Claude watched Edgar’s hands, then slapped the table. “There you go,” he said. “Swallow it down, son, it’s time to take the wheel. Your whole life’s about to change.” He rattled the newspaper together and stood and twirled the car keys around his finger. Edgar set the remains of his sandwich on the table and stood and walked out with Almondine at his heels.

The Impala was parked facing the road, driver’s-side wheels resting in the grass. Claude opened the passenger door and prepared to get in, but when he saw Almondine, he tipped the seat forward and said, “Jump in, honey. Your boy’s about to amaze you.” Then Claude said one thing more. He was looking down the drive with his forearm resting on the roof of the car. He patted the metal with the flat of his hand.

“Right here’s something Gar would never have done,” he said. “He’d have kept you pinned down as long as he could.”

Almondine had jumped into the back seat. Now she was looking out at Edgar, panting. He’d been hearing a ringing in his ears ever since Claude had said the word “son,” and now something that had been hanging by a thread inside him seemed to come loose.

He opened the driver’s-side door.

Come out, he signed to Almondine. You have to stay home.

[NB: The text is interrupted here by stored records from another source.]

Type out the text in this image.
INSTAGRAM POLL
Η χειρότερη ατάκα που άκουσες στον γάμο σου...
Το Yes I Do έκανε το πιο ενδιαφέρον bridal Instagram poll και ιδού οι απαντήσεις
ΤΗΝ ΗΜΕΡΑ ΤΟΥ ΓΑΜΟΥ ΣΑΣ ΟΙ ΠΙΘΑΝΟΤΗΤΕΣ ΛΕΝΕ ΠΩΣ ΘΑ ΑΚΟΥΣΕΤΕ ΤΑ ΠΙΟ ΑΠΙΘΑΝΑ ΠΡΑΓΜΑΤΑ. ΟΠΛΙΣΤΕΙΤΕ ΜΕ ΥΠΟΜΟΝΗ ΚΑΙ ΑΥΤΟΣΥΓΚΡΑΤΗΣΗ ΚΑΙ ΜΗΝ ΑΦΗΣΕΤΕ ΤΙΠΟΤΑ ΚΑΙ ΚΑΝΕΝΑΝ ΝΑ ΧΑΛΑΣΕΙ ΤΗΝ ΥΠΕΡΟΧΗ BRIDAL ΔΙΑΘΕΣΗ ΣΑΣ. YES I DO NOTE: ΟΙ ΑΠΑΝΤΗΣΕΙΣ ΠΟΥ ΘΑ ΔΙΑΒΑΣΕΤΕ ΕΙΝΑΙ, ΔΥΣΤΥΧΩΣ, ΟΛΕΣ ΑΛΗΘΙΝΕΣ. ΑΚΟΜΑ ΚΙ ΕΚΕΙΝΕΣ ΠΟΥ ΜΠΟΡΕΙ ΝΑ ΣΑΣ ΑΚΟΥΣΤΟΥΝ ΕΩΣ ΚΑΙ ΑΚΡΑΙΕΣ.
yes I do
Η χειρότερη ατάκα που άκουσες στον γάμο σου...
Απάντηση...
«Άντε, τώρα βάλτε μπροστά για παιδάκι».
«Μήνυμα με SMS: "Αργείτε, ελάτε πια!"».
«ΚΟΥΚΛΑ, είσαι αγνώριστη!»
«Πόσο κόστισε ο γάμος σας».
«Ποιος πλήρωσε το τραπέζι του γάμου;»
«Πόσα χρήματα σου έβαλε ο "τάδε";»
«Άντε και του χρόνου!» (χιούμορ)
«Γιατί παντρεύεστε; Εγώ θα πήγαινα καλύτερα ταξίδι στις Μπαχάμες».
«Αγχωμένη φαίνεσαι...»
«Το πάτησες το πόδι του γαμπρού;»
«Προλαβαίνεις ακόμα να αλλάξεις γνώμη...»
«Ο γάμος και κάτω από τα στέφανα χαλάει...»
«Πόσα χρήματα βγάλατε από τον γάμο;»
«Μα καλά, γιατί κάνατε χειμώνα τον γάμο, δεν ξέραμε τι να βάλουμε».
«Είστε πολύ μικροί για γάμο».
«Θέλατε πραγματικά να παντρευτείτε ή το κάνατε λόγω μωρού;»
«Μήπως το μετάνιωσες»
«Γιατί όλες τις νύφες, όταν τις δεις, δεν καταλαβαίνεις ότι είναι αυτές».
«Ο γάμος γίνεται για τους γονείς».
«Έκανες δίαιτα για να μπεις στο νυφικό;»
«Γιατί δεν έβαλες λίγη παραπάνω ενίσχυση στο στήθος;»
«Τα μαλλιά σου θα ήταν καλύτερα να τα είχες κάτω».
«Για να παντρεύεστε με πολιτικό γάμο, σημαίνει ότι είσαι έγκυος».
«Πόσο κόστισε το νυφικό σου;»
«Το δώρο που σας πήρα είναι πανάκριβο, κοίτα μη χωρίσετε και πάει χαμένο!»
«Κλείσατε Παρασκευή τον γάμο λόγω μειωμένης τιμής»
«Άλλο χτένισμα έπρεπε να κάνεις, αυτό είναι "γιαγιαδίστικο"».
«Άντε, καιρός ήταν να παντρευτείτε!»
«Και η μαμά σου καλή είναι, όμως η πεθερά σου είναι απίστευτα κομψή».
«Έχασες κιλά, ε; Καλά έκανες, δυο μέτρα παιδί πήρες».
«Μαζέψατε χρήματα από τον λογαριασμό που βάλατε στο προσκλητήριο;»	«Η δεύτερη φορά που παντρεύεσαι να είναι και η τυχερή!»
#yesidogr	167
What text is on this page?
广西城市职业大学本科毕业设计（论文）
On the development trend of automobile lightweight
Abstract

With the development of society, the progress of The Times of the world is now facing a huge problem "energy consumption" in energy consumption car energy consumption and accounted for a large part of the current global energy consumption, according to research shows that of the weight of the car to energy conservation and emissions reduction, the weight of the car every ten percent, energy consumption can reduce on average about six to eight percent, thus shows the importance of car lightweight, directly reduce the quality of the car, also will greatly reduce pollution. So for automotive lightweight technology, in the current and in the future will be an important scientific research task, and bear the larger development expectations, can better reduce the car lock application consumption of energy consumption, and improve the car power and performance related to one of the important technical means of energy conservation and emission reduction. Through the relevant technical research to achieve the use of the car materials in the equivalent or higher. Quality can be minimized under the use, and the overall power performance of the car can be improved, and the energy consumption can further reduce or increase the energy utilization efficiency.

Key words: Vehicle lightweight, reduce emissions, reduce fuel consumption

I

She looked at him and panted.

Come, he signed. He stepped back. Almondine maneuvered out of the car again and he led her up the porch steps and into the kitchen. He squatted down in front of her and ran his hand over her head and down her ruff and he took a long look at the sublime pattern of gold and brown in her irises. You’re a good girl, he signed. You know that.

Then he closed the door and walked back to the Impala. Claude stood watching him over the flat blue expanse of its roof. The three little vents set into the car’s flanks reminded Edgar of shark’s gills.

Let’s go.

He didn’t care if Claude understood his sign. His body language was clear enough.

Claude dropped into the bucket seat on the passenger side. He rolled down his window and Edgar did the same. “You know the gas from the brake, right? Everybody knows that.”

Claude handed Edgar his ring of keys. Edgar examined them up in the light and gave the gas pedal an experimental push.

“You don’t want to pump the gas,” Claude said. “You’ll flood it.”

The key slid smoothly into the ignition and the Impala’s starter whirred and the engine roared to life. Edgar held the key twisted over a moment too long and there was a horrendous grinding noise. He let up, then seeing the expression on Claude’s face, twisted it again. He pulled his foot off the gas pedal and set it on the floor and listened to the motor idle.

Claude started talking again, but Edgar wasn’t paying attention. He tested the brake pedal experimentally, felt it give under his foot. The shifter was on the column. The orange tip of the gear indicator was under the speedometer. He’d seen people do this before with automatic transmissions; he pulled the shift lever back and dropped it into D.

The car began to roll forward.

“That’s right,” Claude said. “Nice and easy.”

The steering wheel turned with a strange oily smoothness compared to Alice. Edgar wondered if the Impala had power steering. Stranger yet was the huge flat hood extending in front of them. He was used to a thin orange oblong with a smokestack coughing black fumes. This felt like steering from behind a vast blue table. The engine sounded distant and muffled. And he couldn’t see what the front wheels were doing-he had to steer by feel alone.